The Russian Empire constructed the prison in 1902, three years after leasing the Liaodong Peninsula from a weakened Qing government. The original facility was designed for a modest number of inmates, consistent with the garrison town that Port Arthur was at the time. When Japan took control of Lushunkou after the Russo-Japanese War, the prison took on new purpose and new scale. In 1907, Japan expanded the facility significantly, adding cell blocks, workshops, and an execution chamber. By 1939, the growing complex was simply called the Lushun Prison. The architecture tells the story of succession: Russian-era brick walls abut Japanese additions in a different construction style, two imperial aesthetics joined at the mortar line.

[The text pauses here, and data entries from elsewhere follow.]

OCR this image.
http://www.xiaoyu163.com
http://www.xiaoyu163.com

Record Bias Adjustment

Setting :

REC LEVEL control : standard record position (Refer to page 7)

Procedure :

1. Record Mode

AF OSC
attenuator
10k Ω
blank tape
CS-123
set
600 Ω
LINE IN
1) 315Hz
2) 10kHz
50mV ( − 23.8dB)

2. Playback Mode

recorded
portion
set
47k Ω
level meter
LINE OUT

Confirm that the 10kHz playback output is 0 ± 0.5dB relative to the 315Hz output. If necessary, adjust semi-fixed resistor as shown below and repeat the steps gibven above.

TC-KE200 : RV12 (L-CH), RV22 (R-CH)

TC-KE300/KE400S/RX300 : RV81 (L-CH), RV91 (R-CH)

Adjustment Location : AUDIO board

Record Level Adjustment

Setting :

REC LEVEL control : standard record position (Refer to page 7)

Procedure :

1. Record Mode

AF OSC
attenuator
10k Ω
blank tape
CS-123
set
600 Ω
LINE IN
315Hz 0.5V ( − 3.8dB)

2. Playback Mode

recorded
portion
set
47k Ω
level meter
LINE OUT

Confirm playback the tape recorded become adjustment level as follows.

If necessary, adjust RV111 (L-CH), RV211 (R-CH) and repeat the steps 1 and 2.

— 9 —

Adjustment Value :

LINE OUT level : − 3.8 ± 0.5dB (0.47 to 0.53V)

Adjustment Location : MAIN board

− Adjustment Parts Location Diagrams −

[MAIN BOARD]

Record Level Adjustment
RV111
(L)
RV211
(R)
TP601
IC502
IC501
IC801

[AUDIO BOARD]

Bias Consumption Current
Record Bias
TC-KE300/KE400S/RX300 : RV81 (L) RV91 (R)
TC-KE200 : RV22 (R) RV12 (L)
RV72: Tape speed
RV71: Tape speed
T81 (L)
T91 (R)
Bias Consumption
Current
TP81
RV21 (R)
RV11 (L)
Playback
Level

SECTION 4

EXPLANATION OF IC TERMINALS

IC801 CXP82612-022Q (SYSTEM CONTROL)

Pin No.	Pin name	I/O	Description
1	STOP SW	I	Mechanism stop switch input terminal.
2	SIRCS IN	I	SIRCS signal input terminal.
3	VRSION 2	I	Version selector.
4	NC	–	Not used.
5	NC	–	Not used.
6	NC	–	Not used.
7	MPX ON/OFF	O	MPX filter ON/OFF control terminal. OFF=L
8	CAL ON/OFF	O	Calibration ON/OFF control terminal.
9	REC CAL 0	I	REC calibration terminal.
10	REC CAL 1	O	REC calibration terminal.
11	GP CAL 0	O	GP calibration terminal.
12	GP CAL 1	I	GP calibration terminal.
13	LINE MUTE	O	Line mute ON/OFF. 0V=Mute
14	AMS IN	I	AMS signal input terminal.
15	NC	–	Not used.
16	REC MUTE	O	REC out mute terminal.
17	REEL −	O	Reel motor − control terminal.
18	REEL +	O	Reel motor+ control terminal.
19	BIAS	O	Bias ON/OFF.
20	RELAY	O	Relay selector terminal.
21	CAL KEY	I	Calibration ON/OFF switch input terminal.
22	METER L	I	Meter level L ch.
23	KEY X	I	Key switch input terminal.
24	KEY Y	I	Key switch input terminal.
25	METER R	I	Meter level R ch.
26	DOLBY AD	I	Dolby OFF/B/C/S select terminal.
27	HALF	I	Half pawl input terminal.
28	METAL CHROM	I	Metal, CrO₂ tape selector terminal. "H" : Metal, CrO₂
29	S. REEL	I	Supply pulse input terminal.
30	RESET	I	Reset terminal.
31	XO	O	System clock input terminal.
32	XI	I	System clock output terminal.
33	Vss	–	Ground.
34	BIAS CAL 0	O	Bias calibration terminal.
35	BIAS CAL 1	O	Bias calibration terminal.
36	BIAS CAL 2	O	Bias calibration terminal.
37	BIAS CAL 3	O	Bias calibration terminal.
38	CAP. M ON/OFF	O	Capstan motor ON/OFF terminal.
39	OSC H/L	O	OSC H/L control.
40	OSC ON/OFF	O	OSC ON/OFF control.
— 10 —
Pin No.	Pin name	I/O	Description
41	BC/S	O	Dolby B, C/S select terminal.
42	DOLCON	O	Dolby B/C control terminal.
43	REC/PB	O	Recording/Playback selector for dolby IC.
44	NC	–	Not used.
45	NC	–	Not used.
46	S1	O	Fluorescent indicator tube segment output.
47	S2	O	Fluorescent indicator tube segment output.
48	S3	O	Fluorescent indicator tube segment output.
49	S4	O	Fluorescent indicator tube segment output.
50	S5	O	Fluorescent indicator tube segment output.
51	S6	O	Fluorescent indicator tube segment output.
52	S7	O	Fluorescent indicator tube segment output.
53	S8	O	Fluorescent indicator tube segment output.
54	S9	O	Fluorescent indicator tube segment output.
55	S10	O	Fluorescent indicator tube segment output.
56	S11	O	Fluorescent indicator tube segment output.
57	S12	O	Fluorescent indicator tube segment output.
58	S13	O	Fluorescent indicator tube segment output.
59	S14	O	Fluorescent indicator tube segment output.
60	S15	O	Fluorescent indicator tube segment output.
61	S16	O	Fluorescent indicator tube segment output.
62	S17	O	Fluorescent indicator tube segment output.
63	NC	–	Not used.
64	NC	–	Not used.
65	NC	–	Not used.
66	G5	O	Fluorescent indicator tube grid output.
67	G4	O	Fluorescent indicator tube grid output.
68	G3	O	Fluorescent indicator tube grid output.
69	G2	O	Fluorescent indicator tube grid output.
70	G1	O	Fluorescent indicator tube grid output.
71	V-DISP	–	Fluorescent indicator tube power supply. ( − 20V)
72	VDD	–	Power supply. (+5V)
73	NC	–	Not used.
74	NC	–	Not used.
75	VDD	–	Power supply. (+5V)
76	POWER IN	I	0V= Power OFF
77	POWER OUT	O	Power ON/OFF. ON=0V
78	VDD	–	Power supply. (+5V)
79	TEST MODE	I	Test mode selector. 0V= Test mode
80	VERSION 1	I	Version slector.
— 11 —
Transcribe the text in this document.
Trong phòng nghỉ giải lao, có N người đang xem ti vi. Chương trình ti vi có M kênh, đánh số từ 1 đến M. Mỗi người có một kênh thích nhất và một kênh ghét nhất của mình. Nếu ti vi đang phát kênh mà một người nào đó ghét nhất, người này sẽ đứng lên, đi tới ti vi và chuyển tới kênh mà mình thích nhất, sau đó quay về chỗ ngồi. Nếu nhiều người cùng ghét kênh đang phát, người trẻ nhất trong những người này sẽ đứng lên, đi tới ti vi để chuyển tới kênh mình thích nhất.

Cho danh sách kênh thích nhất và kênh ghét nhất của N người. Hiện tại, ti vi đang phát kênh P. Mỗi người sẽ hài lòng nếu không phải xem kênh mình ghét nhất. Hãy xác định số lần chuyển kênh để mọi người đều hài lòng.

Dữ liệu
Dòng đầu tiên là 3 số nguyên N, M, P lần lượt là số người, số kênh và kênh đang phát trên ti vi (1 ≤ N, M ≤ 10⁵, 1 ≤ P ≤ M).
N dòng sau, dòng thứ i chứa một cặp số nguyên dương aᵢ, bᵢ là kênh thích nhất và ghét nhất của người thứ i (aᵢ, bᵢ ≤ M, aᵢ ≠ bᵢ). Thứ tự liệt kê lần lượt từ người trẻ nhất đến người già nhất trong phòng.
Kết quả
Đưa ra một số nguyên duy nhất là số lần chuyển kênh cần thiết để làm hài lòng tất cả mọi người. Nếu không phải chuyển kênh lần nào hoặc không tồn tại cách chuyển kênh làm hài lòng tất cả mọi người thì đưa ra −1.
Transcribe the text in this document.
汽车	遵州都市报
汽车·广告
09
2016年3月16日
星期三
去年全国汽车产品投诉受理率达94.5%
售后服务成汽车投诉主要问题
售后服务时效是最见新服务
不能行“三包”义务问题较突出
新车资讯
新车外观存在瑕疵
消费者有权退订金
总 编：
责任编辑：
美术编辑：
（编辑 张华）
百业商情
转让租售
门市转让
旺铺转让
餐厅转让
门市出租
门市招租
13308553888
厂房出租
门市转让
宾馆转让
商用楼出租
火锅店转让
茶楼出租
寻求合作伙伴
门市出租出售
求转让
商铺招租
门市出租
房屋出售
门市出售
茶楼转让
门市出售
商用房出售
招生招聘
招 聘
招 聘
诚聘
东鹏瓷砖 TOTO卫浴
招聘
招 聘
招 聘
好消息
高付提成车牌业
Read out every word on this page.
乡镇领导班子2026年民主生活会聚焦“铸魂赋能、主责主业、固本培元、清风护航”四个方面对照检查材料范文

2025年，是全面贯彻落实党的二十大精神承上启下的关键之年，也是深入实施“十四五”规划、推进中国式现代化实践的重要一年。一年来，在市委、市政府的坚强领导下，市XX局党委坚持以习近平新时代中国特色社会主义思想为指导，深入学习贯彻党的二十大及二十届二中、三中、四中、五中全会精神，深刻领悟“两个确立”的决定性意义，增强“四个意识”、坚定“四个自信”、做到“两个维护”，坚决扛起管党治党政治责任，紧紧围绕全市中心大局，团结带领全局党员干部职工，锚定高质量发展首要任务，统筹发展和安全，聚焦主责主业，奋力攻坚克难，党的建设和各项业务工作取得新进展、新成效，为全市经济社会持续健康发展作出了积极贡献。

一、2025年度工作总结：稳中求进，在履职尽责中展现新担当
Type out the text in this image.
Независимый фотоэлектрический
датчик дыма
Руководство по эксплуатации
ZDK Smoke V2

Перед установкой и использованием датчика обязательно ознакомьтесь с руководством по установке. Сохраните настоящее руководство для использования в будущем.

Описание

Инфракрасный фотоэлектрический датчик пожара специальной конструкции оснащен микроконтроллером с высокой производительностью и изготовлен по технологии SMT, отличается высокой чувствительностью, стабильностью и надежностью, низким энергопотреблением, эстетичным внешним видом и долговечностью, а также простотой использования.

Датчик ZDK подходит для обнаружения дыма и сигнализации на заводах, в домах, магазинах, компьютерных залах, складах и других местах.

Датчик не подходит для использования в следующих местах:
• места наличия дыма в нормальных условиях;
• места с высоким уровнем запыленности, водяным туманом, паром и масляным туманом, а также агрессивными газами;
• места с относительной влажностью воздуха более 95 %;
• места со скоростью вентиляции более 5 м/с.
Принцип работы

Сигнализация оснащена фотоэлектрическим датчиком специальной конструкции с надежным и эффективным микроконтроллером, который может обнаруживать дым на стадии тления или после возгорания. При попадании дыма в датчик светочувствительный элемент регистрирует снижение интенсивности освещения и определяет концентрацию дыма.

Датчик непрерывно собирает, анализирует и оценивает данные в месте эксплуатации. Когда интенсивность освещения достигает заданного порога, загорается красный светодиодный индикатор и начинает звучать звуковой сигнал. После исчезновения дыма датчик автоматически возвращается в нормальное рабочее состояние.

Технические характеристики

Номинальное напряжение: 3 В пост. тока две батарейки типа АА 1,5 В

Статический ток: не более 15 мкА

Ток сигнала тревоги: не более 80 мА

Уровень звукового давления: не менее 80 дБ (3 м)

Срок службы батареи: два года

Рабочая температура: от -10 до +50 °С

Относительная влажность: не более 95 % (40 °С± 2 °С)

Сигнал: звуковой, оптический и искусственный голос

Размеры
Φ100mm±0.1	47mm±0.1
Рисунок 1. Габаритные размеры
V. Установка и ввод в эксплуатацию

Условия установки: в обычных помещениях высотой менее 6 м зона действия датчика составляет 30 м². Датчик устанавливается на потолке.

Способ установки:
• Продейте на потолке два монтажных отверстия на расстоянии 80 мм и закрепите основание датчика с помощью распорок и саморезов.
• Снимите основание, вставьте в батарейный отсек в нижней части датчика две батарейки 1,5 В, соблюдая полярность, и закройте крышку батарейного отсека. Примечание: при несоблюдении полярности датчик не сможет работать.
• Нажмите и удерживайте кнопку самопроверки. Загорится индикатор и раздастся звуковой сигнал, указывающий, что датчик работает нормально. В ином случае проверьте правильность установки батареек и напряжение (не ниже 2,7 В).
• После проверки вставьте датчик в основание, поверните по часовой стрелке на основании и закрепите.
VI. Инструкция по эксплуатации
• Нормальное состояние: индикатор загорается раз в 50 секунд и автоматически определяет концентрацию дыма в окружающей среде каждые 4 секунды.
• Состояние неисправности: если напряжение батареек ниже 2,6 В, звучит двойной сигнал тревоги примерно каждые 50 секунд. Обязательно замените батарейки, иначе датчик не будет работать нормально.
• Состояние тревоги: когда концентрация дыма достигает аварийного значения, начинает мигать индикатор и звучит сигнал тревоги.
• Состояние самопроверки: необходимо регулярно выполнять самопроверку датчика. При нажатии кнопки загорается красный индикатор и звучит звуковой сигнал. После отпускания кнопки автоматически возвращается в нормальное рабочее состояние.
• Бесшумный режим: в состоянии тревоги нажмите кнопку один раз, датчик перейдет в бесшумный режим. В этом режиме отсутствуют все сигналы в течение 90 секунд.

Twenty Thousand Lives Behind Walls

Between 1906 and 1936, more than 20,000 people were detained in the Lushun Prison. The inmates were overwhelmingly activists -- independence fighters from Manchuria and Korea who resisted Japanese colonial rule, along with anti-war dissidents from the Soviet Union, Egypt, and even Japan itself. The most famous prisoner was An Jung-geun, who assassinated Ito Hirobumi at Harbin railway station in October 1909 and was executed at Lushun the following March. Other notable detainees included Lee Hoe-yeong and Sin Chaeho, both prominent figures in the Korean independence movement. Between 1942 and August 1945, approximately 700 prisoners were executed. The prison housed torture chambers, solitary confinement blocks, and an execution room -- all of which are preserved in the current museum. Each cell originally held up to ten prisoners, watched from guard towers positioned to surveil multiple cell blocks simultaneously.

From Incarceration to Remembrance

When Soviet troops entered Lushunkou in August 1945, the prison was shut down. For over two decades it sat empty, until July 1971 when the facility was reopened as the Former Japanese Lushun Prison memorial. In 1988, the site was designated as one of China's Major Historical and Cultural Sites Protected at the National Level, a recognition that placed it among the country's most important heritage properties. It now operates as the Former Lushun Russo-Japanese Prison Museum, drawing visitors from China, Korea, and Japan alike. The museum preserves the original cell blocks, workshops, torture rooms, and burial grounds. Exhibition buildings -- converted from prison warehouses -- house artifacts including Nogi Maresuke's poem stele from the Battle of Nanshan. For Korean visitors especially, the prison holds deep national significance: it was here that some of their country's most revered independence fighters were imprisoned and killed. The prison stands as testimony that colonial rule was sustained not only by armies and navies but by the quieter machinery of detention, punishment, and execution.

From the Air

Located at 38.82N, 121.26E in central Lushunkou District, Dalian. The prison complex is identifiable from altitude as a cluster of low buildings with distinctive courtyard layouts. Dalian Zhoushuizi International Airport (ZYTL) is approximately 36 km northeast. The prison sits near the Lushun Naval Port. Best observed at 2,000-3,000 ft.